L’odissea è quasi finita, dopo dieci anni di attese, appelli, speranze perse e poi ritrovate. Con un comunicato pubblicato alle 17 di lunedì 22 dicembre, il Quirinale ha annunciato cinque nuovi decreti di grazia firmati dal presidente della Repubblica Sergio Mattarella. Con il potere conferito dall’articolo 87 della Costituzione, il capo dello Stato può infatti annullare del tutto o in parte le condanne giudiziarie. Nella lista di persone graziate c'è anche Alaa Faraj (agli atti Abdelkarim Alla F. Hamad). Si tratta però di una misura parziale, la pena è stata ridotta di 11 anni e 4 mesi.
La vicenda giudiziaria
Ha deciso di imbarcarsi per l'Europa a neanche vent’anni, nell’agosto del 2015, in piena guerra civile e con il sogno di poter continuare a studiare e giocare a calcio. Un sogno che si è infranto ancora prima di toccare le coste italiane. A poche miglia da Lampedusa, nella notte tra il 14 e il 15 agosto, 49 persone sono morte asfissiate nella stiva del barcone. Dopo un processo pieno di incongruenze, è stato condannato insieme ad altre otto persone a trent’anni di carcere per traffico di esseri umani e omicidio plurimo. Sono stati erroneamente identificati come “scafisti”, ma non avevano alcun ruolo a bordo: erano passeggeri come gli altri. La Corte d’Appello di Messina, pur rigettando la revisione del processo, ha definito i ragazzi libici condannati «l’ultima ruota di un mostruoso ingranaggio» e «moralmente non imputabili» e ha auspicato proprio un ricorso allo strumento della grazia per «ridurre lo scarto indubbiamente esistente tra il diritto e la pena legalmente applicata e la dimensione morale della effettiva colpevolezza». Questo passaggio è anche citato nella nota pubblicata dal Quirinale: «Il Capo dello Stato», si legge, «ha tenuto conto del parere favorevole del Ministro della Giustizia, della giovane età del condannato al momento del fatto, della circostanza che nel lungo periodo di detenzione di oltre dieci anni sinora espiata dall’agosto del 2015, lo stesso ha dato ampia prova di un proficuo percorso di recupero avviato in carcere, come riconosciuto dal magistrato di sorveglianza, nonché del contesto particolarmente complesso e drammatico in cui si è verificato il reato».
Le parole dell’avvocata
«È un primo tassello per arrivare a quello che per noi resta l’obiettivo principale: dimostrare che Alaa è innocente e totalmente estraneo ai fatti. Questo provvedimento ci aiuta moltissimo», spiega l’avvocata Cinzia Pecoraro. Grazie al decreto, ora Alaa può accedere alle misure alternative e ai permessi premio. Di fatto, si aprono le porte del carcere. «Considerando anche la liberazione anticipata», prosegue Pecoraro, «la pena residua si riduce molto: parliamo di circa cinque anni. Si tratta di una misura eccezionale, molto rara. Per un caso così complesso e particolare, poi, non possiamo che essere soddisfatti del risultato».

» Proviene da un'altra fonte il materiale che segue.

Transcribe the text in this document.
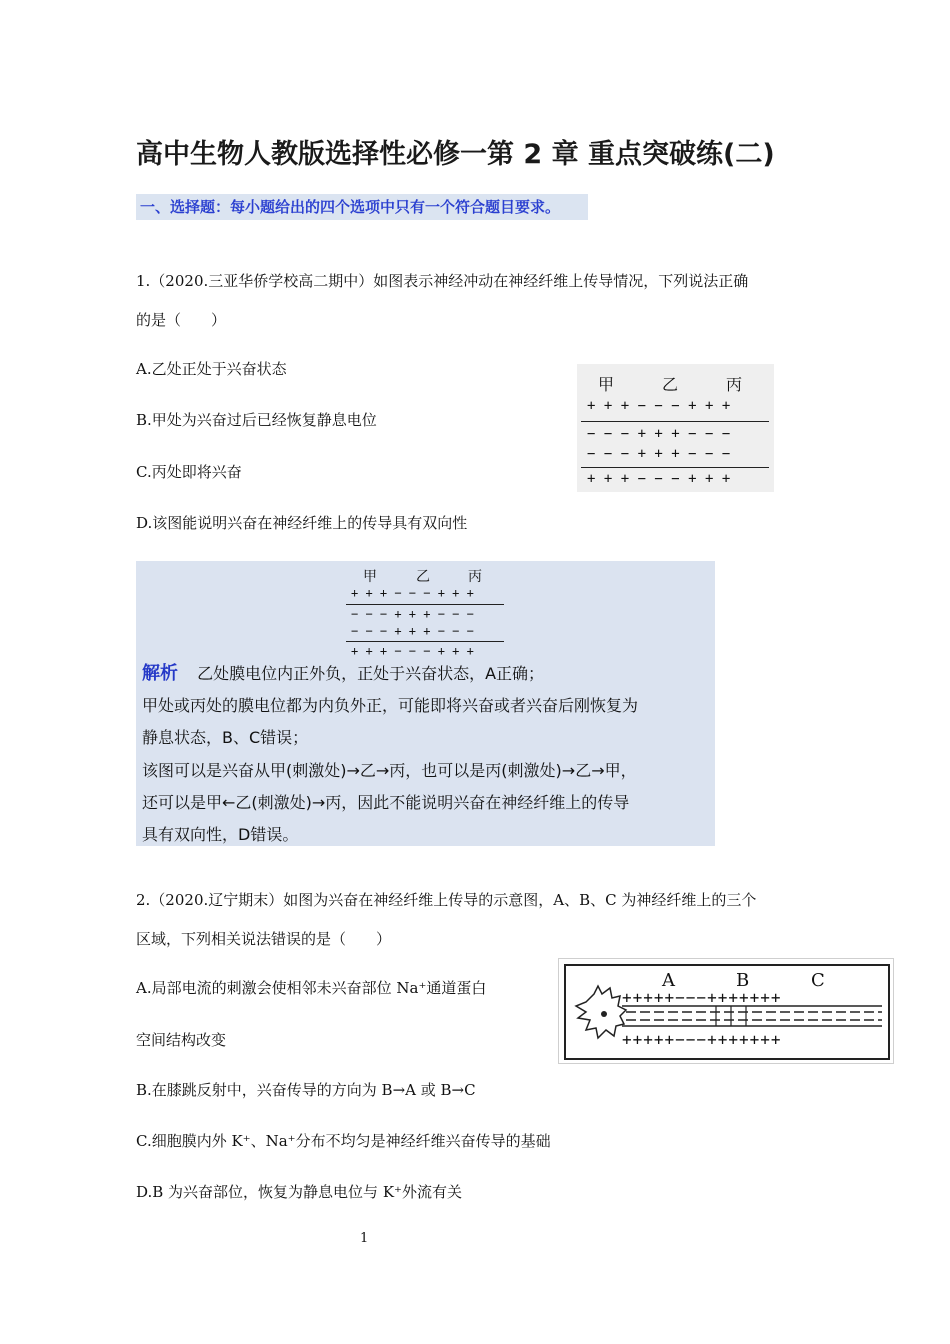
高中生物人教版选择性必修一第 2 章 重点突破练(二)
一、选择题：每小题给出的四个选项中只有一个符合题目要求。
1.（2020.三亚华侨学校高二期中）如图表示神经冲动在神经纤维上传导情况，下列说法正确
的是（　　）
A.乙处正处于兴奋状态
B.甲处为兴奋过后已经恢复静息电位
C.丙处即将兴奋
D.该图能说明兴奋在神经纤维上的传导具有双向性
甲	乙	丙
+ + + − − − + + +
− − − + + + − − −
− − − + + + − − −
+ + + − − − + + +
甲	乙	丙
+ + + − − − + + +
− − − + + + − − −
− − − + + + − − −
+ + + − − − + + +
解析 乙处膜电位内正外负，正处于兴奋状态，A正确；
甲处或丙处的膜电位都为内负外正，可能即将兴奋或者兴奋后刚恢复为
静息状态，B、C错误；
该图可以是兴奋从甲(刺激处)→乙→丙，也可以是丙(刺激处)→乙→甲，
还可以是甲←乙(刺激处)→丙，因此不能说明兴奋在神经纤维上的传导
具有双向性，D错误。
2.（2020.辽宁期末）如图为兴奋在神经纤维上传导的示意图，A、B、C 为神经纤维上的三个
区域，下列相关说法错误的是（　　）
A.局部电流的刺激会使相邻未兴奋部位 Na⁺通道蛋白
空间结构改变
B.在膝跳反射中，兴奋传导的方向为 B→A 或 B→C
C.细胞膜内外 K⁺、Na⁺分布不均匀是神经纤维兴奋传导的基础
D.B 为兴奋部位，恢复为静息电位与 K⁺外流有关
A	B	C
+++++−−−+++++++
+++++−−−+++++++
1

Alaa ha saputo della grazia in modo quasi surreale: «Era in cella, stava sfogliando il Giornale di Sicilia con la televisione accesa su Rai 3. Ha sentito distrattamente che il presidente della Repubblica aveva concesso cinque grazie: tre a cittadini italiani e due a stranieri. L’ultimo nome è stato il suo. Appena ha visto la sua foto in televisione, è svenuto per la felicità».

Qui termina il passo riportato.